As shown in Figure 7, the baseline method, TF-IDF, and multiclassification selector were involved in the experimental comparison. It can be seen clearly that no matter in the training set or the test set, the three algorithms retrieve and analyse the same question and answer. The results show that the information mining percentage of the multiclassification selector for questions and paragraphs is relatively high, and it is not difficult to see that the multiclassification selector can achieve more than 90% semantic mining. It shows that the proposed paragraph selection tool has good performance of document information feature extraction.

3.2. Text Reader

Different from the task of the paragraph selector, the task of the text reader is to accurately predict the range and position of the answers from the selected paragraphs. Similarly, before training and analysing the text reader, set the experimental parameters of the text reader. The setting results are shown in Table 2.

As shown in Table 2, most of the parameter settings of the text reader are the same as those of the paragraph selector, but there is a big difference in the number of hidden units. The number of hidden units of the text reader is set to 150, and the dropout retention rate of the text reader is set to 1. After training the text reader, the results are shown in Figure 8. BLEU-4 and ROUGE-L are used to evaluate the final results.

As shown in Figure 8, the processing performance of text readers varies with different paragraph selectors. However, as mentioned above, the premise of a good multitext reader is that it needs a paragraph selector that can accurately mine information. Therefore, according to the final training results, using the paragraph selector and text reader to form the final machine learning English multitext reading comprehension model has great advantages. Finally, BLEU-4 and ROUGE-L evaluation methods are used to analyse the machine learning performance of text readers in real data ets, and the final results are shown in Figure 9.

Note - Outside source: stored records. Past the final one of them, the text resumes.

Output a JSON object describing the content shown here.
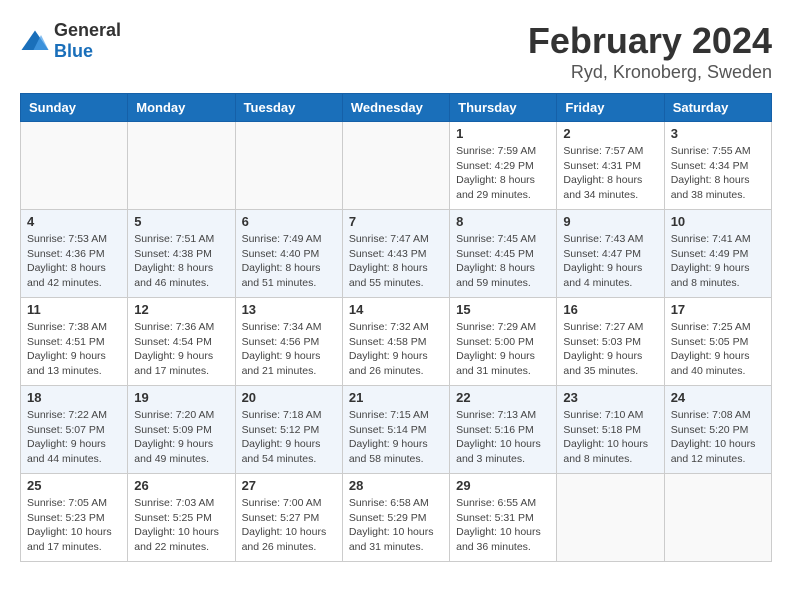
{
  "logo": {
    "general": "General",
    "blue": "Blue"
  },
  "title": "February 2024",
  "subtitle": "Ryd, Kronoberg, Sweden",
  "headers": [
    "Sunday",
    "Monday",
    "Tuesday",
    "Wednesday",
    "Thursday",
    "Friday",
    "Saturday"
  ],
  "weeks": [
    [
      {
        "day": "",
        "info": ""
      },
      {
        "day": "",
        "info": ""
      },
      {
        "day": "",
        "info": ""
      },
      {
        "day": "",
        "info": ""
      },
      {
        "day": "1",
        "info": "Sunrise: 7:59 AM\nSunset: 4:29 PM\nDaylight: 8 hours\nand 29 minutes."
      },
      {
        "day": "2",
        "info": "Sunrise: 7:57 AM\nSunset: 4:31 PM\nDaylight: 8 hours\nand 34 minutes."
      },
      {
        "day": "3",
        "info": "Sunrise: 7:55 AM\nSunset: 4:34 PM\nDaylight: 8 hours\nand 38 minutes."
      }
    ],
    [
      {
        "day": "4",
        "info": "Sunrise: 7:53 AM\nSunset: 4:36 PM\nDaylight: 8 hours\nand 42 minutes."
      },
      {
        "day": "5",
        "info": "Sunrise: 7:51 AM\nSunset: 4:38 PM\nDaylight: 8 hours\nand 46 minutes."
      },
      {
        "day": "6",
        "info": "Sunrise: 7:49 AM\nSunset: 4:40 PM\nDaylight: 8 hours\nand 51 minutes."
      },
      {
        "day": "7",
        "info": "Sunrise: 7:47 AM\nSunset: 4:43 PM\nDaylight: 8 hours\nand 55 minutes."
      },
      {
        "day": "8",
        "info": "Sunrise: 7:45 AM\nSunset: 4:45 PM\nDaylight: 8 hours\nand 59 minutes."
      },
      {
        "day": "9",
        "info": "Sunrise: 7:43 AM\nSunset: 4:47 PM\nDaylight: 9 hours\nand 4 minutes."
      },
      {
        "day": "10",
        "info": "Sunrise: 7:41 AM\nSunset: 4:49 PM\nDaylight: 9 hours\nand 8 minutes."
      }
    ],
    [
      {
        "day": "11",
        "info": "Sunrise: 7:38 AM\nSunset: 4:51 PM\nDaylight: 9 hours\nand 13 minutes."
      },
      {
        "day": "12",
        "info": "Sunrise: 7:36 AM\nSunset: 4:54 PM\nDaylight: 9 hours\nand 17 minutes."
      },
      {
        "day": "13",
        "info": "Sunrise: 7:34 AM\nSunset: 4:56 PM\nDaylight: 9 hours\nand 21 minutes."
      },
      {
        "day": "14",
        "info": "Sunrise: 7:32 AM\nSunset: 4:58 PM\nDaylight: 9 hours\nand 26 minutes."
      },
      {
        "day": "15",
        "info": "Sunrise: 7:29 AM\nSunset: 5:00 PM\nDaylight: 9 hours\nand 31 minutes."
      },
      {
        "day": "16",
        "info": "Sunrise: 7:27 AM\nSunset: 5:03 PM\nDaylight: 9 hours\nand 35 minutes."
      },
      {
        "day": "17",
        "info": "Sunrise: 7:25 AM\nSunset: 5:05 PM\nDaylight: 9 hours\nand 40 minutes."
      }
    ],
    [
      {
        "day": "18",
        "info": "Sunrise: 7:22 AM\nSunset: 5:07 PM\nDaylight: 9 hours\nand 44 minutes."
      },
      {
        "day": "19",
        "info": "Sunrise: 7:20 AM\nSunset: 5:09 PM\nDaylight: 9 hours\nand 49 minutes."
      },
      {
        "day": "20",
        "info": "Sunrise: 7:18 AM\nSunset: 5:12 PM\nDaylight: 9 hours\nand 54 minutes."
      },
      {
        "day": "21",
        "info": "Sunrise: 7:15 AM\nSunset: 5:14 PM\nDaylight: 9 hours\nand 58 minutes."
      },
      {
        "day": "22",
        "info": "Sunrise: 7:13 AM\nSunset: 5:16 PM\nDaylight: 10 hours\nand 3 minutes."
      },
      {
        "day": "23",
        "info": "Sunrise: 7:10 AM\nSunset: 5:18 PM\nDaylight: 10 hours\nand 8 minutes."
      },
      {
        "day": "24",
        "info": "Sunrise: 7:08 AM\nSunset: 5:20 PM\nDaylight: 10 hours\nand 12 minutes."
      }
    ],
    [
      {
        "day": "25",
        "info": "Sunrise: 7:05 AM\nSunset: 5:23 PM\nDaylight: 10 hours\nand 17 minutes."
      },
      {
        "day": "26",
        "info": "Sunrise: 7:03 AM\nSunset: 5:25 PM\nDaylight: 10 hours\nand 22 minutes."
      },
      {
        "day": "27",
        "info": "Sunrise: 7:00 AM\nSunset: 5:27 PM\nDaylight: 10 hours\nand 26 minutes."
      },
      {
        "day": "28",
        "info": "Sunrise: 6:58 AM\nSunset: 5:29 PM\nDaylight: 10 hours\nand 31 minutes."
      },
      {
        "day": "29",
        "info": "Sunrise: 6:55 AM\nSunset: 5:31 PM\nDaylight: 10 hours\nand 36 minutes."
      },
      {
        "day": "",
        "info": ""
      },
      {
        "day": "",
        "info": ""
      }
    ]
  ]
}
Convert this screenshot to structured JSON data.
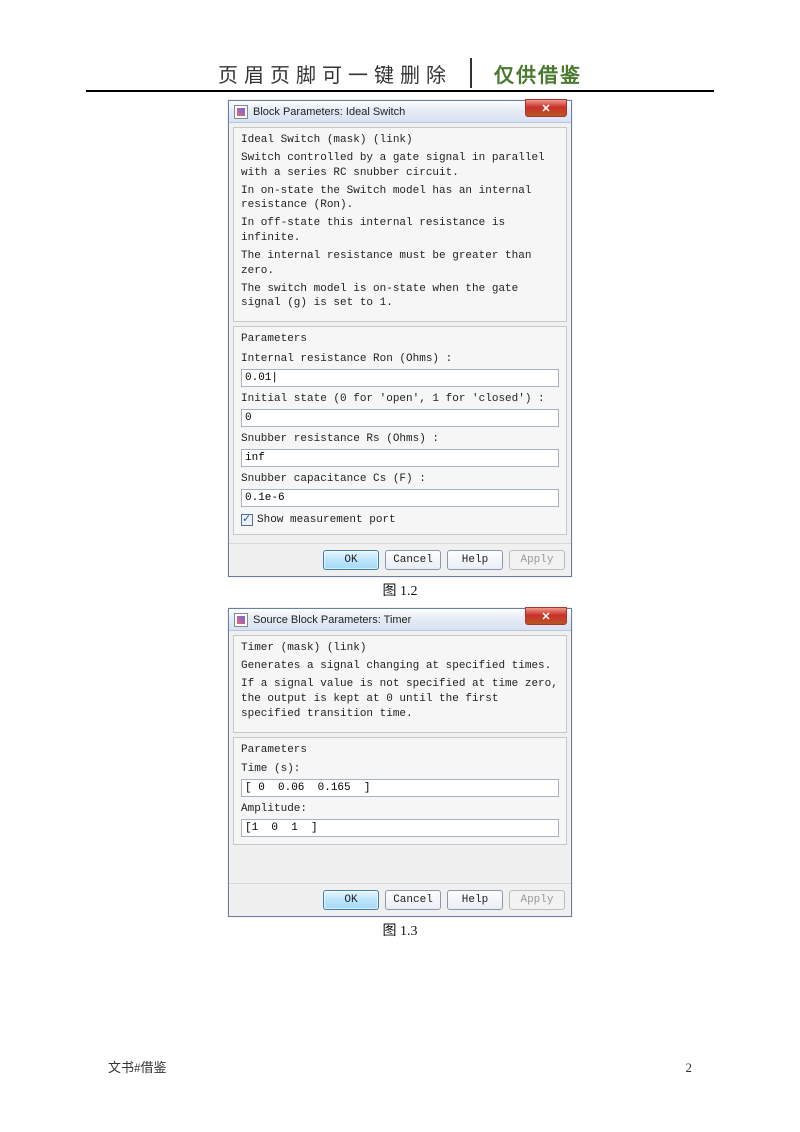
{
  "header": {
    "left": "页眉页脚可一键删除",
    "right": "仅供借鉴"
  },
  "dlg1": {
    "title": "Block Parameters: Ideal Switch",
    "desc_title": "Ideal Switch (mask) (link)",
    "desc_l1": "Switch controlled by a gate signal in parallel with a series RC snubber circuit.",
    "desc_l2": "In on-state the Switch model has an internal resistance (Ron).",
    "desc_l3": "  In off-state this internal resistance is infinite.",
    "desc_l4": "The internal resistance must be greater than zero.",
    "desc_l5": "The switch model is on-state when the gate signal (g) is set to 1.",
    "params_title": "Parameters",
    "f1_label": "Internal resistance Ron (Ohms) :",
    "f1_value": "0.01|",
    "f2_label": "Initial state (0 for 'open', 1 for 'closed') :",
    "f2_value": "0",
    "f3_label": "Snubber resistance Rs (Ohms) :",
    "f3_value": "inf",
    "f4_label": "Snubber capacitance Cs (F) :",
    "f4_value": "0.1e-6",
    "chk_label": "Show measurement port",
    "btn_ok": "OK",
    "btn_cancel": "Cancel",
    "btn_help": "Help",
    "btn_apply": "Apply"
  },
  "caption1_a": "图 ",
  "caption1_b": "1.2",
  "dlg2": {
    "title": "Source Block Parameters: Timer",
    "desc_title": "Timer (mask) (link)",
    "desc_l1": "Generates a signal changing at specified times.",
    "desc_l2": "If a signal value is not specified at time zero, the output is kept at 0 until the first specified transition time.",
    "params_title": "Parameters",
    "f1_label": "Time (s):",
    "f1_value": "[ 0  0.06  0.165  ]",
    "f2_label": "Amplitude:",
    "f2_value": "[1  0  1  ]",
    "btn_ok": "OK",
    "btn_cancel": "Cancel",
    "btn_help": "Help",
    "btn_apply": "Apply"
  },
  "caption2_a": "图 ",
  "caption2_b": "1.3",
  "footer": {
    "left": "文书#借鉴",
    "right": "2"
  }
}
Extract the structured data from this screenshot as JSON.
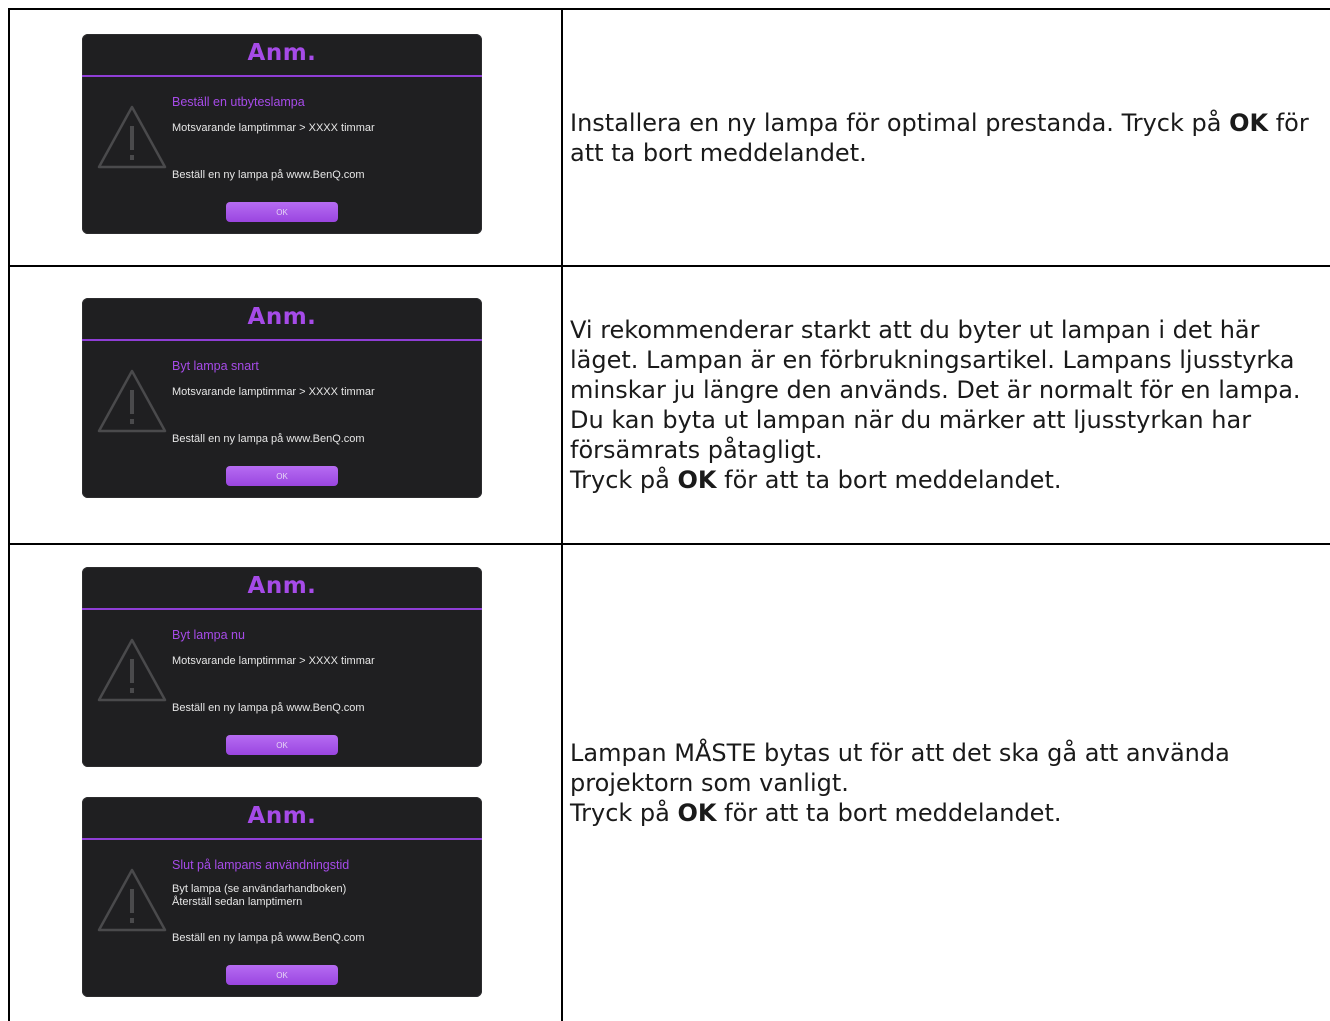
{
  "rows": [
    {
      "dialogs": [
        {
          "title": "Anm.",
          "subtitle": "Beställ en utbyteslampa",
          "lines": [
            "Motsvarande lamptimmar > XXXX timmar"
          ],
          "order": "Beställ en ny lampa på www.BenQ.com",
          "ok": "OK"
        }
      ],
      "text": {
        "part1": "Installera en ny lampa för optimal prestanda. Tryck på ",
        "bold": "OK",
        "part2": " för att ta bort meddelandet."
      }
    },
    {
      "dialogs": [
        {
          "title": "Anm.",
          "subtitle": "Byt lampa snart",
          "lines": [
            "Motsvarande lamptimmar > XXXX timmar"
          ],
          "order": "Beställ en ny lampa på www.BenQ.com",
          "ok": "OK"
        }
      ],
      "text": {
        "para1": "Vi rekommenderar starkt att du byter ut lampan i det här läget. Lampan är en förbrukningsartikel. Lampans ljusstyrka minskar ju längre den används. Det är normalt för en lampa. Du kan byta ut lampan när du märker att ljusstyrkan har försämrats påtagligt.",
        "part1": "Tryck på ",
        "bold": "OK",
        "part2": " för att ta bort meddelandet."
      }
    },
    {
      "dialogs": [
        {
          "title": "Anm.",
          "subtitle": "Byt lampa nu",
          "lines": [
            "Motsvarande lamptimmar > XXXX timmar"
          ],
          "order": "Beställ en ny lampa på www.BenQ.com",
          "ok": "OK"
        },
        {
          "title": "Anm.",
          "subtitle": "Slut på lampans användningstid",
          "lines": [
            "Byt lampa (se användarhandboken)",
            "Återställ sedan lamptimern"
          ],
          "order": "Beställ en ny lampa på www.BenQ.com",
          "ok": "OK"
        }
      ],
      "text": {
        "para1": "Lampan MÅSTE bytas ut för att det ska gå att använda projektorn som vanligt.",
        "part1": "Tryck på ",
        "bold": "OK",
        "part2": " för att ta bort meddelandet."
      }
    }
  ]
}
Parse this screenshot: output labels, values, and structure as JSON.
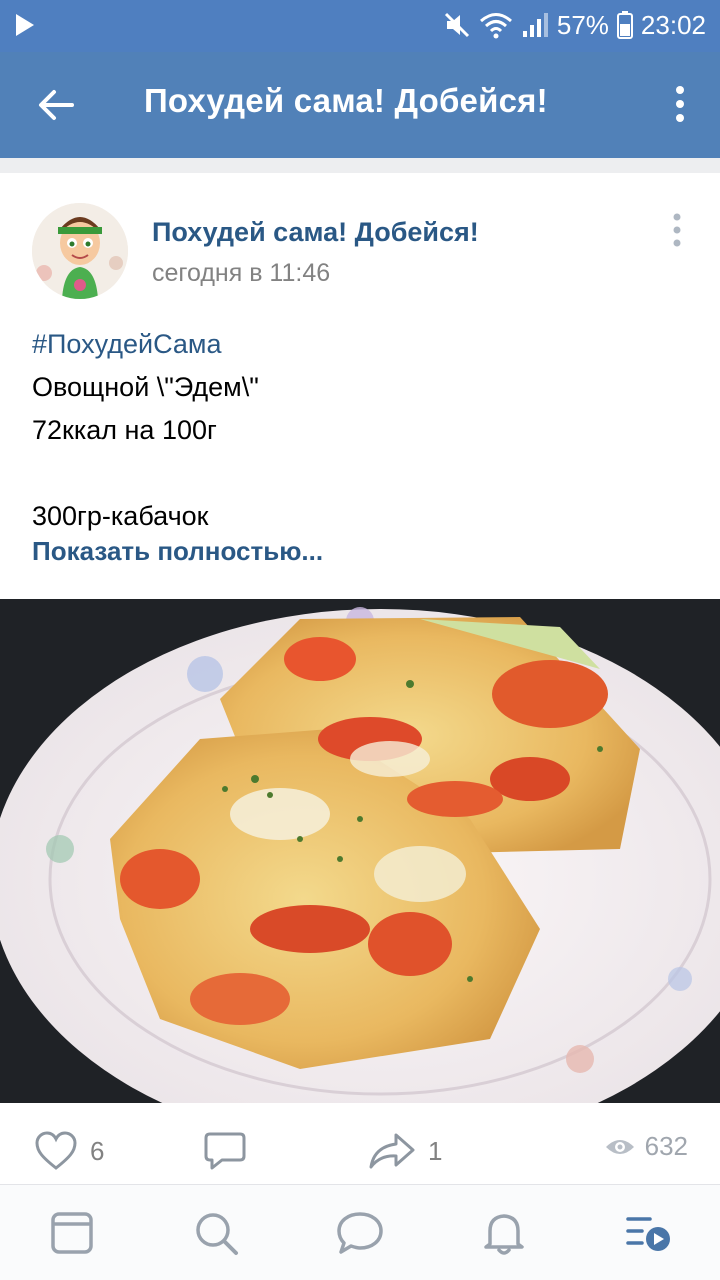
{
  "status_bar": {
    "battery_percent": "57%",
    "time": "23:02"
  },
  "app_bar": {
    "title": "Похудей сама! Добейся!"
  },
  "post": {
    "author": "Похудей сама! Добейся!",
    "time": "сегодня в 11:46",
    "hashtag": "#ПохудейСама",
    "lines": [
      "Овощной \\\"Эдем\\\"",
      "72ккал на 100г",
      "",
      "300гр-кабачок"
    ],
    "show_more": "Показать полностью...",
    "likes": "6",
    "shares": "1",
    "views": "632"
  },
  "colors": {
    "header_bg": "#5181b8",
    "link": "#2a5885"
  },
  "icons": [
    "play-icon",
    "mute-icon",
    "wifi-icon",
    "signal-icon",
    "battery-icon",
    "back-arrow-icon",
    "more-vertical-icon",
    "heart-icon",
    "comment-icon",
    "share-icon",
    "eye-icon",
    "news-icon",
    "search-icon",
    "messages-icon",
    "bell-icon",
    "feed-video-icon"
  ]
}
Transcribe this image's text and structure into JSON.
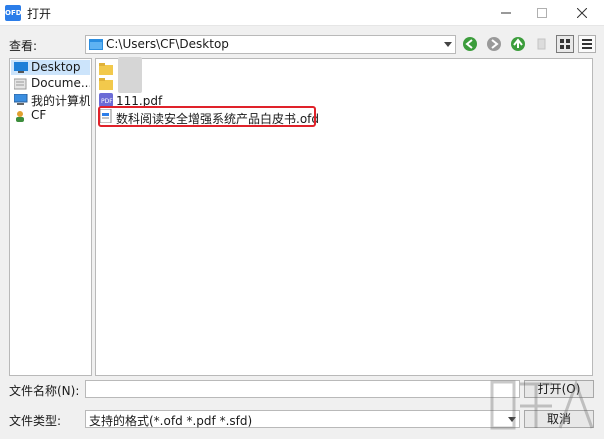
{
  "window": {
    "title": "打开",
    "app_icon_text": "OFD",
    "accent": "#2b7de9"
  },
  "toolbar": {
    "lookin_label": "查看:",
    "path": "C:\\Users\\CF\\Desktop",
    "icons": [
      "back-icon",
      "forward-icon",
      "up-folder-icon",
      "new-folder-icon",
      "thumbnail-view-icon",
      "list-view-icon"
    ]
  },
  "places": {
    "items": [
      {
        "label": "Desktop",
        "icon": "desktop-icon",
        "selected": true
      },
      {
        "label": "Docume...",
        "icon": "documents-icon",
        "selected": false
      },
      {
        "label": "我的计算机",
        "icon": "computer-icon",
        "selected": false
      },
      {
        "label": "CF",
        "icon": "user-icon",
        "selected": false
      }
    ]
  },
  "files": {
    "items": [
      {
        "label": "",
        "icon": "folder-icon"
      },
      {
        "label": "",
        "icon": "folder-icon"
      },
      {
        "label": "111.pdf",
        "icon": "pdf-file-icon"
      },
      {
        "label": "数科阅读安全增强系统产品白皮书.ofd",
        "icon": "ofd-file-icon",
        "highlighted": true
      }
    ],
    "highlight_color": "#e0222a"
  },
  "footer": {
    "filename_label": "文件名称(N):",
    "filename_value": "",
    "open_button": "打开(O)",
    "filetype_label": "文件类型:",
    "filetype_value": "支持的格式(*.ofd *.pdf *.sfd)",
    "cancel_button": "取消"
  }
}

It can be seen from Figure 9 that the English multitext reading comprehension model based on the deep belief network achieves high scores according to BLEU-4 and ROUGE-L scores when analysing different datasets. And, it is undeniable that, with the increase of the number of text paragraphs in the test set, the analysis performance of the model can still maintain a good score. The above results show that the model based on the deep belief network has a strong ability of question answering, which has a good guiding significance for the development of reading comprehension.

4. Conclusion

With the advent of the intelligent era, machine learning has gradually become a research topic in various fields of the world, and with the development of the Internet, people surfing the Internet has become a common practice, and how to achieve intelligent online English question answering has attracted countless scholars to study. Therefore, this study will be based on the deep belief network to solve the task of English multitext reading comprehension, in order to increase the accuracy and efficiency of online Q and A in the past. Through the performance analysis of the selectors and readers in the English multitext reading comprehension model based on the deep belief network, the results show that the paragraph selectors proposed in this study have good ability to extract the similarity features of the information in documents and questions, and BLEU-4 and ROUGE-L have higher scores on the final classification ability of English multitext reading comprehension model, and with the increase of the number of documents in the dataset, the performance of the model will not decline sharply. To sum up, combining the deep belief network to solve the task of English multitext reading comprehension has a good effect, which is of great significance for the improvement of machine learning technology and the development of computer artificial intelligence.

Data Availability

The data used to support the findings of this study are available from the corresponding author upon request.

Conflicts of Interest

The author declares that there are no conflicts of interest regarding the publication of this paper.

Acknowledgments

The work was performed as part of the authors employment under Hunan Institute of Technology.